The guidebooks are a bit more familiar, packed with tiny text that lists the cafes and restaurants, population numbers and major historical turning points, hours and fares for the sailings of steamboats and railways, the usual array of facts, facts, and more facts. The pages are interspersed with beautifully engraved maps on yellowed paper; the parks are patterned differently than the mountains which are patterned differently than the rivers, the buildings and streets are marked in a fading brick orange. Now and then there is a floor plan for a monumental museum or church so you do not miss that critical painting by a middle ages master in salon three on the second floor. The occasional fold out has the waterways printed in the palest blue. The pages are soft and smell just like old books do, of dust and time.

The guide to Switzerland has several large panoramic fold outs — I suppose you were to have stood at the correct view point, book in your gloved hand, calling each of the peaks by name, perhaps holding up your eyeglasses so you could read the tiny, meticulous script squeezed in over each sharp point. They are so pretty, these pages, and thin as cigarette paper, and I am a little nervous every time I unfold them but they continue to hold up and not crinkle like dried leaves. Here is the Mont Blanc range seen from Flegere, the panorama from the Faulhorn, from Langard, from places I have never been where the glaciers have receded but maybe the guest house still stands, where maybe I can still take an updated tram to see an unobstructed view of the lake and buy a cup of tea, though certainly not for the 1905 equivalent of 2 francs 30.

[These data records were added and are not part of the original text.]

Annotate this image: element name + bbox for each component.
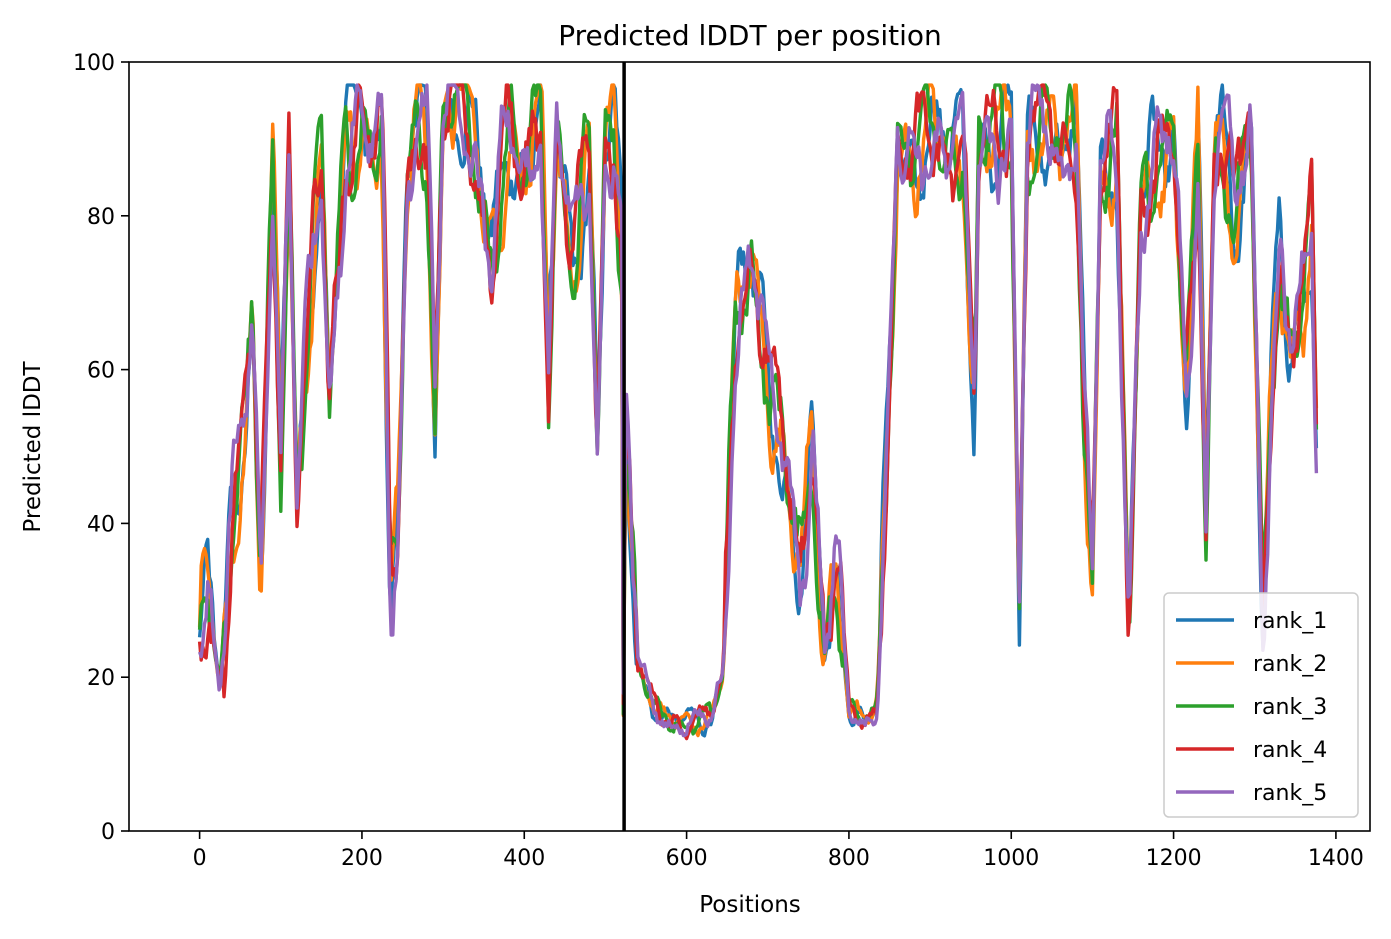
y-tick-label: 20 <box>87 666 115 691</box>
legend-label-rank_2: rank_2 <box>1253 652 1327 677</box>
y-axis: 0 20 40 60 80 100 <box>73 51 129 845</box>
x-tick-label: 600 <box>666 846 708 871</box>
series-line-rank_5 <box>197 83 1319 738</box>
y-tick-label: 80 <box>87 205 115 230</box>
series-layer <box>197 83 1319 741</box>
x-tick-label: 0 <box>193 846 207 871</box>
legend-label-rank_4: rank_4 <box>1253 738 1327 763</box>
y-tick-label: 60 <box>87 359 115 384</box>
x-tick-label: 200 <box>341 846 383 871</box>
x-tick-label: 400 <box>503 846 545 871</box>
legend: rank_1 rank_2 rank_3 rank_4 rank_5 <box>1163 592 1359 818</box>
y-tick-label: 100 <box>73 51 115 76</box>
plot-frame <box>128 61 1371 832</box>
x-tick-label: 800 <box>828 846 870 871</box>
y-tick-label: 40 <box>87 512 115 537</box>
x-tick-label: 1200 <box>1146 846 1202 871</box>
x-axis-title: Positions <box>699 892 801 918</box>
x-axis: 0 200 400 600 800 1000 1200 1400 <box>193 831 1364 871</box>
legend-box <box>1163 592 1359 818</box>
x-tick-label: 1400 <box>1308 846 1364 871</box>
legend-label-rank_1: rank_1 <box>1253 609 1327 634</box>
y-tick-label: 0 <box>101 820 115 845</box>
x-tick-label: 1000 <box>983 846 1039 871</box>
chart-title: Predicted lDDT per position <box>558 19 942 52</box>
y-axis-title: Predicted lDDT <box>20 360 46 532</box>
legend-label-rank_5: rank_5 <box>1253 781 1327 806</box>
legend-label-rank_3: rank_3 <box>1253 695 1327 720</box>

These little books are packed with such minutia as how many minutes the aforementioned tram takes, whether or not the bakery has coffee, and how many taps are at the spring in the tiny pilgrimage church. They are like hotel room bibles in their economy of space and use of paper, they are so fragile and each page is so packed with six and eight point type that they are nearly unreadable. But they were used, all four of them, the maps retaped with browning cellophane. And inside the Riviera guide, there are a few receipts and stamped tickets — Doktor Ernst Fuschig and perhaps his bride ate a meal at the Hotel Guillaume Boissett, an inn which specializes in seafood and offers hot and cold running water. The Fuschings visited the Roman ruins in Orange and the Palais des Papes in Avignon and the museum at Arles and maybe St. Maximin Cathedral, the name of which is underlined in ink. Sometime in the early 1900s, Doktor and Frau Fuschig visited the French Riviera and I have their guidebook.

I thought, when I was still in Austria, that I should travel to Scharding am Inn to see if I might find any references to Doktor Fusching, to see if he had living relatives, aging Austrians who would remember Herr Doktor Grandfather as a man who loved to travel, who spoke excellent French and liked to drink beer in Riviera hotels, but what would I do then? I would rather imagine this turn of the century man and his imaginary turn of the century wife, the two of them fit and optimistic. I picture them smartly and practically dressed, standing close together at the viewpoint in the slanting late afternoon light. “Look, schatzi, there is Mont Joli in the distance, do you see?” And she holds the map, delicately unfolded, it is blocked from the wind by their bodies. She looks at it, and up at the peaks and back to the map again and back to the peaks. “Yes, there it is!” she says. “Look…” and she names all the mountains, pointing across the valley at the granite and ice while time collapses into a rummage sale in a small and pretty place in Austria, where time is folded into a guidebook that sits on a shelf in my living room, more than 100 years from their now, half a planet away.